August 19, 2008 · Leave a Comment

The last two weekends, I’ve made it to both the SocialDevCamp and BarCamp Chicago. I’ve stayed away from these events in the past, becasue I always assumed they were only for developers – and I haven’t touched code in over 4 years. And they are, but it was an interesting event nonethless and gave me the chance to meet some interesting folks.

SocialDevCamp was focused on social networking technology and busiensses and was less relevant for me but I did get a chance to meet some very friendly guys who had some great ideas on how to get the wireless presentation remote project that Ash and I have been working on manufactured and prototyped. These contacts alone made it worth the trip, as was a funny presentation by Ron May of the May Report on the lack of transparency in venture funding.
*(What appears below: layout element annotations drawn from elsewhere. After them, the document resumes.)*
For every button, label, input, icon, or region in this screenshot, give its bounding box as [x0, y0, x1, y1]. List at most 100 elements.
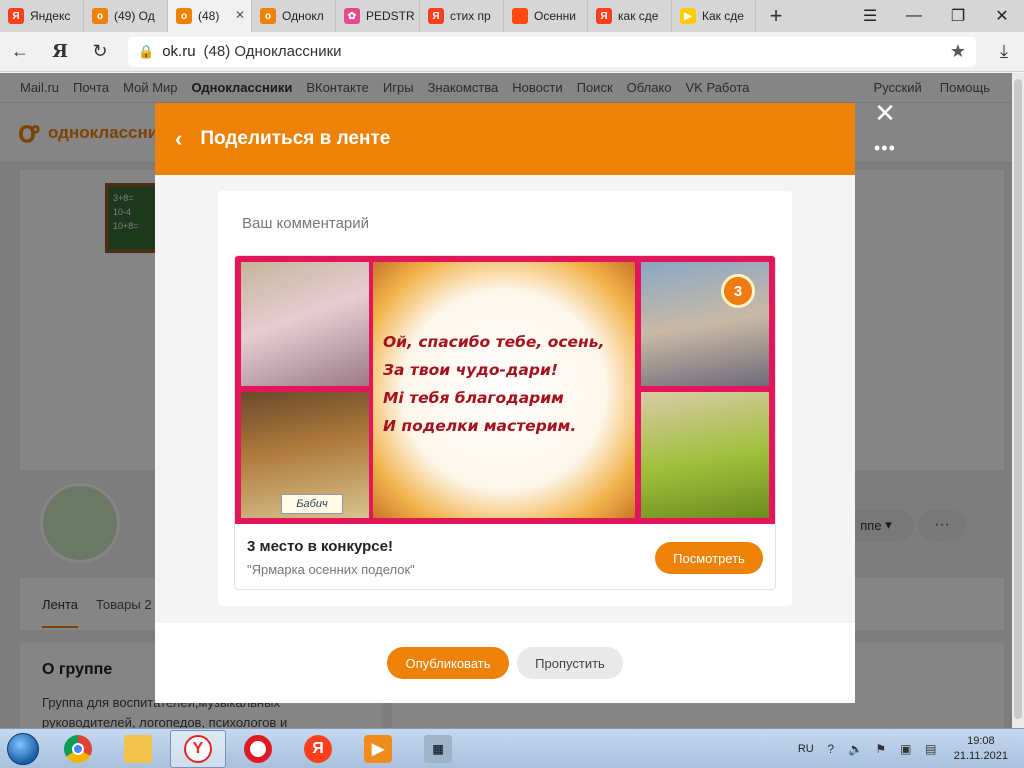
publish-button[interactable]: Опубликовать: [387, 647, 509, 679]
clock-time: 19:08: [967, 734, 995, 747]
poem-line: За твои чудо-дари!: [383, 361, 558, 379]
window-controls: ☰ — ❐ ✕: [848, 0, 1024, 32]
tab-label: (48): [198, 9, 220, 23]
play-icon: ▶: [364, 734, 392, 763]
page-scrollbar[interactable]: [1012, 73, 1024, 728]
opera-taskbar-button[interactable]: [230, 730, 286, 768]
help-icon[interactable]: ?: [823, 742, 839, 756]
browser-tab[interactable]: Осенни: [504, 0, 588, 32]
craft-nametag: Бабич: [281, 494, 343, 514]
restore-button[interactable]: ❐: [936, 0, 980, 32]
close-window-button[interactable]: ✕: [980, 0, 1024, 32]
tab-label: Однокл: [282, 9, 324, 23]
address-bar: ← Я ↻ 🔒 ok.ru (48) Одноклассники ★ ⤓: [0, 32, 1024, 72]
network-icon[interactable]: ▣: [898, 742, 914, 756]
flag-icon[interactable]: ⚑: [873, 742, 889, 756]
calculator-icon: ▦: [424, 734, 452, 763]
browser-tab[interactable]: Якак сде: [588, 0, 672, 32]
tab-label: Осенни: [534, 9, 576, 23]
post-image-collage: Бабич Ой, спасибо тебе, осень, За твои ч…: [235, 256, 775, 524]
view-button[interactable]: Посмотреть: [655, 542, 763, 574]
yandex-icon: Я: [428, 8, 444, 24]
poem-line: И поделки мастерим.: [383, 417, 577, 435]
chrome-taskbar-button[interactable]: [50, 730, 106, 768]
yandex-browser-icon: Y: [184, 734, 212, 763]
photo-girl-potato-craft: [641, 392, 769, 518]
share-composer: Ваш комментарий Бабич Ой, спасибо тебе, …: [218, 191, 792, 606]
explorer-taskbar-button[interactable]: [110, 730, 166, 768]
odnoklassniki-icon: о: [176, 8, 192, 24]
share-dialog: ‹ Поделиться в ленте Ваш комментарий Баб…: [155, 103, 855, 703]
download-icon[interactable]: ⤓: [984, 32, 1024, 72]
close-icon[interactable]: ✕: [870, 98, 900, 128]
reload-icon[interactable]: ↻: [80, 32, 120, 72]
comment-input[interactable]: Ваш комментарий: [242, 215, 369, 232]
folder-icon: [124, 734, 152, 763]
windows-logo-icon: [7, 732, 39, 765]
browser-tab[interactable]: Ястих пр: [420, 0, 504, 32]
skip-button[interactable]: Пропустить: [517, 647, 623, 679]
pedstrana-icon: ✿: [344, 8, 360, 24]
back-chevron-icon[interactable]: ‹: [175, 126, 182, 152]
clock-date: 21.11.2021: [953, 749, 1008, 762]
windows-taskbar: Y Я ▶ ▦ RU ? 🔈 ⚑ ▣ ▤ 19:08 21.11.2021: [0, 728, 1024, 768]
browser-tab[interactable]: ✿ PEDSTR: [336, 0, 420, 32]
yandex-home-icon[interactable]: Я: [40, 32, 80, 72]
yandex-browser-taskbar-button[interactable]: Y: [170, 729, 226, 768]
url-field[interactable]: 🔒 ok.ru (48) Одноклассники ★: [128, 36, 976, 67]
poem-line: Мі тебя благодарим: [383, 389, 564, 407]
yandex-icon: Я: [304, 734, 332, 763]
autumn-poem: Ой, спасибо тебе, осень, За твои чудо-да…: [383, 328, 633, 440]
photo-girl-autumn: [241, 262, 369, 386]
input-language[interactable]: RU: [798, 743, 814, 755]
tab-label: стих пр: [450, 9, 491, 23]
back-arrow-icon[interactable]: ←: [0, 32, 40, 72]
square-orange-icon: [512, 8, 528, 24]
dialog-body: Ваш комментарий Бабич Ой, спасибо тебе, …: [155, 175, 855, 623]
system-tray: RU ? 🔈 ⚑ ▣ ▤ 19:08 21.11.2021: [798, 734, 1024, 764]
bookmark-star-icon[interactable]: ★: [950, 41, 966, 62]
page-title: (48) Одноклассники: [203, 43, 342, 60]
post-title: 3 место в конкурсе!: [247, 538, 393, 555]
yandex-taskbar-button[interactable]: Я: [290, 730, 346, 768]
odnoklassniki-icon: о: [260, 8, 276, 24]
close-tab-icon[interactable]: ✕: [235, 8, 245, 22]
place-badge: 3: [721, 274, 755, 308]
lock-icon: 🔒: [138, 43, 155, 59]
browser-tab[interactable]: о Однокл: [252, 0, 336, 32]
start-button[interactable]: [0, 729, 46, 768]
dialog-title: Поделиться в ленте: [200, 128, 391, 149]
tab-label: Яндекс: [30, 9, 71, 23]
browser-tab[interactable]: о (49) Од: [84, 0, 168, 32]
menu-icon[interactable]: ☰: [848, 0, 892, 32]
browser-tab[interactable]: Я Яндекс: [0, 0, 84, 32]
photo-basket-craft: Бабич: [241, 392, 369, 518]
shared-post-card[interactable]: Бабич Ой, спасибо тебе, осень, За твои ч…: [234, 255, 776, 590]
new-tab-button[interactable]: +: [756, 0, 796, 32]
browser-tab-strip: Я Яндекс о (49) Од о (48) ✕ о Однокл ✿ PEDSTR Ясти…: [0, 0, 1024, 32]
browser-tab[interactable]: ▶ Как сде: [672, 0, 756, 32]
browser-tab[interactable]: о (48) ✕: [168, 0, 252, 32]
dialog-footer: Опубликовать Пропустить: [155, 623, 855, 703]
minimize-button[interactable]: —: [892, 0, 936, 32]
tab-label: как сде: [618, 9, 659, 23]
post-subtitle: "Ярмарка осенних поделок": [247, 562, 415, 577]
chrome-icon: [64, 734, 92, 763]
url-domain: ok.ru: [162, 43, 196, 60]
display-icon[interactable]: ▤: [923, 742, 939, 756]
odnoklassniki-icon: о: [92, 8, 108, 24]
play-icon: ▶: [680, 8, 696, 24]
volume-icon[interactable]: 🔈: [848, 742, 864, 756]
poem-line: Ой, спасибо тебе, осень,: [383, 333, 605, 351]
yandex-icon: Я: [8, 8, 24, 24]
yandex-icon: Я: [596, 8, 612, 24]
more-dots-icon[interactable]: •••: [874, 138, 896, 159]
tab-label: Как сде: [702, 9, 744, 23]
clock[interactable]: 19:08 21.11.2021: [954, 734, 1008, 764]
tab-label: (49) Од: [114, 9, 155, 23]
media-player-taskbar-button[interactable]: ▶: [350, 730, 406, 768]
scrollbar-thumb[interactable]: [1014, 79, 1022, 719]
dialog-header: ‹ Поделиться в ленте: [155, 103, 855, 175]
calculator-taskbar-button[interactable]: ▦: [410, 730, 466, 768]
tab-label: PEDSTR: [366, 9, 415, 23]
Ron’s a fixture at these events and didn’t fail to entertain at the BarCamp either.

BarCampChicago was this past weekend and I could only make it for part of the day on sunday. The presentations that I did see were quite interesting including one session on unpublished API for CTABustracker.com. I also got to meet some great folks at this event including one guy who showed me Fotoviewr - a great looking application for viewing the photos which are already stored online at places like Flickr. The application that he has written does a much better job of visualizing your photos and can be embedded onto personal web pages.

I also got to see barcompany’s final presentation on their startup in 24 hour project called moworking - a way to gather mobile workers at a common location like Starbucks. Interesting concept and talented guys – a good combination for any startup. Good luck.

So in summary – good events but definitely wouldn’t spend more than half a day at each of these.